IDR, in February released a fake statement about the Muslim Brotherhood, inciting them to attack Egypt for allegedly using chemical weapons in its fight against a coalition of conservatives and religious tribes in Yemen.

IRD publications echoed other claims by radical Islamists, arguing that “atheists, imperialists or Zionist Jews” should not be blamed for military crimes but rather “Egyptians who are supposed to be believers”.

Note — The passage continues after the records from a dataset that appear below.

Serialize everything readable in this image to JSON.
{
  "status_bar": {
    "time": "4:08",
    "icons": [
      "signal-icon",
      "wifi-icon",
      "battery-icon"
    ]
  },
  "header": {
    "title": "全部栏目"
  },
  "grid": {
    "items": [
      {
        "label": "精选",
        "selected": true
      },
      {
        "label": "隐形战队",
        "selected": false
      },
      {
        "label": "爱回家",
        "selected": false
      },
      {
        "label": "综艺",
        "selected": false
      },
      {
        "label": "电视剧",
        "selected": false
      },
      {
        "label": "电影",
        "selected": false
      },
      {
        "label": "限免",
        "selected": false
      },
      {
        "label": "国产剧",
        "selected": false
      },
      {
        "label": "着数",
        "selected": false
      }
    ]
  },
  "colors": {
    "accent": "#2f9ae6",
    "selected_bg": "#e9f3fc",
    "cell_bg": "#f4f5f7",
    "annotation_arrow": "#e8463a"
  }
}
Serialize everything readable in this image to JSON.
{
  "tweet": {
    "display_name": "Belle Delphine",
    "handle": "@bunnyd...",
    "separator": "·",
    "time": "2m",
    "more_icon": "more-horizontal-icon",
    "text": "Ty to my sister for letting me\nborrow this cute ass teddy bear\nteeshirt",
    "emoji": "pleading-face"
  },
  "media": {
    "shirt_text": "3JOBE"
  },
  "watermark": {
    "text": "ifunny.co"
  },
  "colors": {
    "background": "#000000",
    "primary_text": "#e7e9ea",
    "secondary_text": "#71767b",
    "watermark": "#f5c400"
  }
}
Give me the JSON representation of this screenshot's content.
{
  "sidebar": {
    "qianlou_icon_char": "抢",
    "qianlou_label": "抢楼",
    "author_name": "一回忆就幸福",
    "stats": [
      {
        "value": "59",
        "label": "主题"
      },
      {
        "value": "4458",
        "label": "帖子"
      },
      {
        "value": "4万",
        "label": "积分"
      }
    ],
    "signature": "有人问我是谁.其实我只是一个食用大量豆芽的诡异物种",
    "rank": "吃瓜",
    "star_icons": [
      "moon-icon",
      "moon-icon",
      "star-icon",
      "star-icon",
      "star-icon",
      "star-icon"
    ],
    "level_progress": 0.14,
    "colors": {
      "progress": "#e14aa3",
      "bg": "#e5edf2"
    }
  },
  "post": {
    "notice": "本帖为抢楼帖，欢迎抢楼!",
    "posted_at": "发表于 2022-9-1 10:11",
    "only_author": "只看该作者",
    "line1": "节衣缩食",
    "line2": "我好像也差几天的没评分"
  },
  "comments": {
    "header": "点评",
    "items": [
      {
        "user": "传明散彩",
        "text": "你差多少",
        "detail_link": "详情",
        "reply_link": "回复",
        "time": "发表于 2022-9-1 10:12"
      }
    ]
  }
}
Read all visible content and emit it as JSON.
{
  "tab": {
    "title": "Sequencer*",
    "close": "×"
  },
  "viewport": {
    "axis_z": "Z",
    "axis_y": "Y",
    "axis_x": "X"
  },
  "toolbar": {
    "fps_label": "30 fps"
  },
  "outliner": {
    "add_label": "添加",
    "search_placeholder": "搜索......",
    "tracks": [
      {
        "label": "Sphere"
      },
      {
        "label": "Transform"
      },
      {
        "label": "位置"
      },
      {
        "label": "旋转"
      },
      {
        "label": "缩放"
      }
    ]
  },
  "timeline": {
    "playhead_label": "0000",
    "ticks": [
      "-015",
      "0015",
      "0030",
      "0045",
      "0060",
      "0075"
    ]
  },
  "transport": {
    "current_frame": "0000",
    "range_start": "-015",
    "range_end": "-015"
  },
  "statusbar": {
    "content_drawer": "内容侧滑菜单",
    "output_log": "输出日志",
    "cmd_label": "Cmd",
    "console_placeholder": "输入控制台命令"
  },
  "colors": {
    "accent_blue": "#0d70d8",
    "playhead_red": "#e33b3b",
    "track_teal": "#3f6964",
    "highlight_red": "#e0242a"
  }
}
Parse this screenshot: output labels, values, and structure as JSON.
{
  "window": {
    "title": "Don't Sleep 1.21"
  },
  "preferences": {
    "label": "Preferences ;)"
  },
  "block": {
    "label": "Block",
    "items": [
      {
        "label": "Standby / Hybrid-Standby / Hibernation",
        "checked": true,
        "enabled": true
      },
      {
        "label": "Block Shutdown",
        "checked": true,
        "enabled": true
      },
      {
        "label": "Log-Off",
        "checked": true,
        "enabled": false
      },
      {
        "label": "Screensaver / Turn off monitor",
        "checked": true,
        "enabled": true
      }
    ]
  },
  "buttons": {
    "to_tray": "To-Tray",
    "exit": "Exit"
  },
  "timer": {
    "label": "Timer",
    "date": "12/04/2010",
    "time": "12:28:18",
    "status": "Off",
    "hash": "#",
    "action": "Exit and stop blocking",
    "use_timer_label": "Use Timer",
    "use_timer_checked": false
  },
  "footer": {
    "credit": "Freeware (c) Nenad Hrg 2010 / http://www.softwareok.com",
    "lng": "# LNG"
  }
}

A leaflet asks: “These Egyptian murderers have gone too far in their hypocrisy with impunity, but they can no longer pretend to believe in God, in His Messenger, and in His Holy Book,” and fight, “Why not direct their armies against the Jews?”.

Rory Cormac, professor of international relations at the University of Nottingham, said that as with many of the IRD’s outputs, it was designed to mislead and the leaflets on Yemen were intended to pressure the Egyptian leadership to accept a ceasefire.

The Information Research Department did not stop its work on spreading misinformation and incitement, but it also established radical Islamist organizations such as the Association of Believers, which attacked Russians as infidels and considered Arab defeats a lack of religious faith.

The newspaper says that although the Information Research Department was shut down in 1977, researchers say that similar efforts to his dark propaganda have continued for another decade.